Even though Hercules was George Washington’s favorite slave because of his culinary skills, the first president of the United States went to great lengths to keep his slaves in bondage.

And his wife Martha kept their slaves after George Washington died.
What is most alarming about “A Birthday Cake for George Washington” is the playful nature in which the topic of slavery is presented. The first few pages of the coloring book describes how Hercules loved his fancy clothes and his gold wrist watch while enjoying his “near freedom.”
To top it all off, author Ramin Ganeshram correctly states that Hercules did have a daughter named Delia and a son named Richmond, but no evidence exists that either of them cooked, or made George Washington some celebrated birthday cake.
Despite this, Scholastic had no issues releasing the coloring book with cutesy illustrations by Vanessa Brantley Newton, who is an African-American woman.

“Oh, how George Washington loves his cake! And, oh, how he depends on Hercules, his head chef, to make it for him. Hercules, a slave, takes great pride in baking the president’s cake. But this year there is one problem–they are out of sugar.”

Vanessa Brantley Newton found no issues in portraying the slaves as happy-go-lucky people who took great pride in their jobs.

“While slavery in America was a vast injustice, my research indicates that Hercules and the other servants in George Washington’s kitchen took great pride in their ability to cook for a man of such stature,” illustrator Brantley Newton wrote in the book. “That is why I have depicted them as happy people. Their is joy in what they have created through their intelligence and culinary talents.”

It is seriously doubtful that Hercules gave two shits about sugar and probably had a much more serious thought on his mind – freedom maybe?
Hercules ended up escaping slavery’s clutches in 1797 when he ran away from Washington’s estate in Mount Vernon. Delia and Richmond remained in bondage for the rest of their lives. George Washington relentlessly pursued Hercules, and he even had his henchmen interrogate Delia, who was just six years old when her father escaped.
When Delia heard the news, she was reportedly happy that her father had escaped, even though she knew she would never see him again.

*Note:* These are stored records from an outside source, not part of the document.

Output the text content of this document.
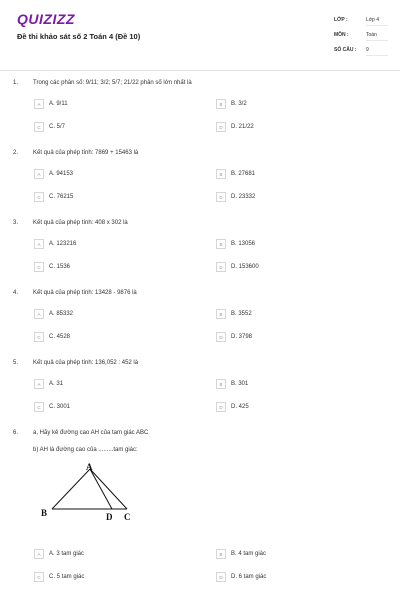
QUIZIZZ
Đề thi khảo sát số 2 Toán 4 (Đề 10)
LỚP :	Lớp 4
MÔN :	Toán
SỐ CÂU : 9
1. Trong các phân số: 9/11; 3/2; 5/7; 21/22 phân số lớn nhất là
A	A. 9/11	B	B. 3/2
C	C. 5/7	D	D. 21/22
2. Kết quả của phép tính: 7869 + 15463 là
A	A. 94153	B	B. 27681
C	C. 76215	D	D. 23332
3. Kết quả của phép tính: 408 x 302 là
A	A. 123216	B	B. 13056
C	C. 1536	D	D. 153600
4. Kết quả của phép tính: 13428 - 9876 là
A	A. 85332	B	B. 3552
C	C. 4528	D	D. 3798
5. Kết quả của phép tính: 136,052 : 452 là
A	A. 31	B	B. 301
C	C. 3001	D	D. 425
6. a, Hãy kẻ đường cao AH của tam giác ABC
b) AH là đường cao của .........tam giác:
A
B	D C
A	A. 3 tam giác	B	B. 4 tam giác
C	C. 5 tam giác	D	D. 6 tam giác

Illustration from “A Birthday Cake for George Washington”

It is amazing that the people at Scholastic considered this only as an afterthought, thanks to the backlash the coloring book received.

“While we have great respect for the integrity and scholarship of the author, illustrator, and editor, we believe that, without more historical background on the evils of slavery than this book for younger children can provide, the book may give a false impression of the reality of the lives of slaves and therefore should be withdrawn.
Scholastic has a long history of explaining complex and controversial issues to children at all ages and grade levels.
We do not believe this title meets the standards of appropriate presentation of information to younger children, despite the positive intentions and beliefs of the author, editor, and illustrator.”

It is not exactly an apology, and Scholastic seems to be washing their hands of all wrong doing. In fact, the company promises to push more informational books to children of all colors.